Originally called the Broadway Hotel, it was owned and built in the late 1860s by anti-slavery Colonel Shalor Winchell Eldridge (1816–1899) from Massachusetts, who was elected a Commissioner of Lawrence, Kansas, appointed Quartermaster of the State of Kansas, and appointed U.S. Army Paymaster by President Lincoln; it was then managed by his brother Thomas Bailey Eldridge (1825-1897). Colonel Eldridge was already well known for his other hotel, the Eldridge House, which he rebuilt three times in defiance of a local pro-slavery judge and sheriff who fired on his hotel with a canon and then set it ablaze. Broadway Hotel was a five-story brick building with a mansard roof. It did not prosper, and in 1870 Coates acquired it and it was renamed the Coates House. In the 1860s, Coates had built an opera house diagonally across 10th Street; it and the hotel catalyzed the development of a wealthy neighborhood. Beginning in 1886, Coates added a new wing at the south end; President Grover Cleveland and his wife Frances stayed there in October 1887.

==Second hotel==
Coates had died in April 1887. Beginning in 1888, his widow and family demolished the original hotel and rebuilt it on the same site as the New Coates House Hotel, while enlarging Coates' addition. President Benjamin Harrison stayed in the addition in 1890, before rebuilding was complete. The new hotel opened on January 10, 1891. This building, the northern section of which survives, was designed by Van Brunt & Howe; it has six stories and is of brick with stone ornamentation and stone courses on the upper floors, and white-painted stone with brick courses on the first floor. A balcony extends across each of the two main facades, on Broadway and 10th Street. The building originally had a crenellated parapet inscribed with "Coates House" on both main facades, and turrets or belvederes at the corners; these have been removed, as have the chimneys. It originally formed a rectangle around a central courtyard; the four-story east side, which housed services such as laundry and storage and rooms for employees, was later mostly demolished, leaving a U-shaped building.

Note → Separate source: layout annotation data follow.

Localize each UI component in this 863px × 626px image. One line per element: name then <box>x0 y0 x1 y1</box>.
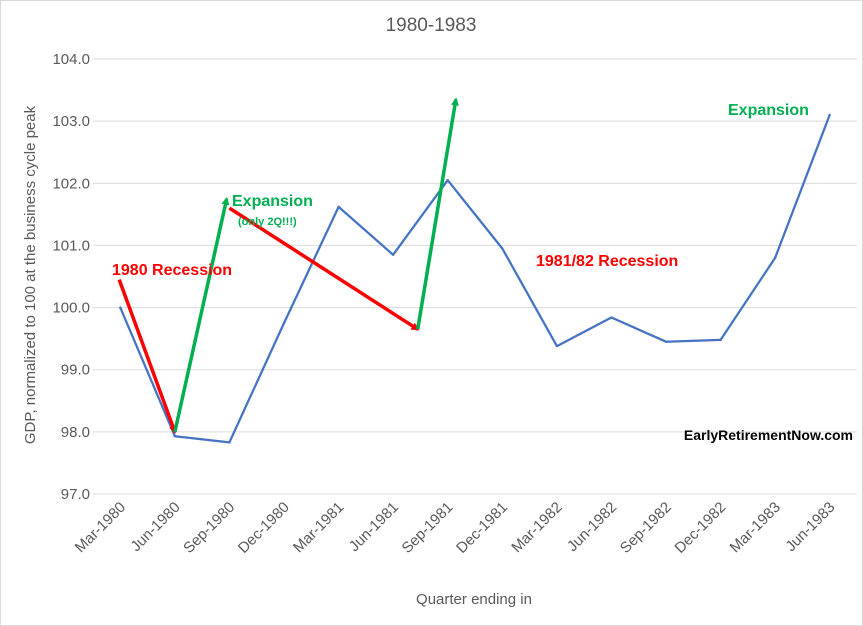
y-tick-label: 99.0 <box>61 362 90 379</box>
annotation-layer: 1980 Recession Expansion (only 2Q!!!) 19… <box>112 102 809 279</box>
data-point <box>446 178 449 182</box>
y-tick-label: 102.0 <box>52 175 90 192</box>
data-point <box>773 256 777 260</box>
x-tick-label: Jun-1982 <box>564 499 620 555</box>
data-point <box>501 247 504 250</box>
data-point <box>610 316 613 319</box>
watermark: EarlyRetirementNow.com <box>684 427 853 443</box>
annotation-expansion-1: Expansion <box>232 193 313 210</box>
data-point <box>282 321 286 325</box>
x-tick-labels: Mar-1980Jun-1980Sep-1980Dec-1980Mar-1981… <box>72 499 839 557</box>
annotation-1980-recession: 1980 Recession <box>112 262 232 279</box>
series-layer <box>119 113 831 444</box>
data-point <box>173 435 177 438</box>
x-tick-label: Sep-1981 <box>399 499 457 557</box>
y-tick-labels: 97.0 98.0 99.0 100.0 101.0 102.0 103.0 104.0 <box>52 51 90 503</box>
data-point <box>664 340 668 343</box>
annotation-1981-82-recession: 1981/82 Recession <box>536 253 678 270</box>
y-tick-label: 98.0 <box>61 424 90 441</box>
annotation-arrow-0 <box>117 279 177 434</box>
chart-title: 1980-1983 <box>386 15 477 36</box>
y-tick-label: 104.0 <box>52 51 90 68</box>
y-tick-label: 97.0 <box>61 486 90 503</box>
arrow-layer <box>117 97 459 434</box>
y-tick-label: 103.0 <box>52 113 90 130</box>
x-tick-label: Mar-1981 <box>290 499 347 556</box>
data-point <box>119 306 122 309</box>
x-tick-label: Jun-1981 <box>346 499 402 555</box>
data-point <box>228 441 231 444</box>
x-tick-label: Mar-1982 <box>508 499 565 556</box>
x-tick-label: Sep-1982 <box>617 499 675 557</box>
y-tick-label: 100.0 <box>52 300 90 317</box>
annotation-expansion-2: Expansion <box>728 102 809 119</box>
x-tick-label: Jun-1983 <box>782 499 838 555</box>
x-tick-label: Sep-1980 <box>180 499 238 557</box>
annotation-only-2q: (only 2Q!!!) <box>238 216 297 228</box>
annotation-arrow-1 <box>173 196 230 433</box>
data-point <box>337 205 340 209</box>
data-point <box>555 344 559 348</box>
x-tick-label: Dec-1980 <box>235 499 293 557</box>
x-tick-label: Dec-1981 <box>453 499 511 557</box>
x-tick-label: Dec-1982 <box>671 499 729 557</box>
x-tick-label: Mar-1983 <box>727 499 784 556</box>
data-point <box>719 338 722 342</box>
y-axis-title: GDP, normalized to 100 at the business c… <box>22 105 39 444</box>
data-point <box>828 113 831 117</box>
annotation-arrow-3 <box>415 97 459 330</box>
data-point <box>391 253 395 256</box>
series-line-0 <box>119 114 831 444</box>
x-tick-label: Mar-1980 <box>72 499 129 556</box>
annotation-arrow-2 <box>228 206 420 331</box>
grid-layer <box>93 58 857 495</box>
x-tick-label: Jun-1980 <box>127 499 183 555</box>
y-tick-label: 101.0 <box>52 237 90 254</box>
x-axis-title: Quarter ending in <box>416 591 532 608</box>
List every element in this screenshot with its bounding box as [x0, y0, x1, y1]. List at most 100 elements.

The new hotel had a marble main staircase and offered services including a barber shop, a florist's, a bonnet shop, and Victorian Turkish baths. It remained a prestigious hotel for several decades; guests after the reopening included Presidents William McKinley and Theodore Roosevelt, Edwin Booth, William Jennings Bryan, and Oscar Wilde. It was nicknamed "the hotel of the presidents".

==Fire and rebuilding==
On January 28, 1978, by which time it was in disrepair and primarily occupied by transients and the elderly at $12–17 a week, the hotel was burned out in a fire that started at about 4 am in a room in the south wing. There were approximately 140 residents; more than 100 people were left homeless, and 20 were killed, mostly by jumping from upper floors to escape the fire. As of 2014 it remains the deadliest fire in Kansas City.

Historic Kansas City Foundation bought the ruined building in July 1979. In 1984, McCormack Baron Salazar, a developer based in St Louis, bought it and restored it as middle- and high-income housing; the company has also redeveloped many other sites in Quality Hill. The exterior renovation was completed in 1987, and in 2009 the plaque commemorating Kersey Coates was returned to the building.

There are reports that the building is haunted.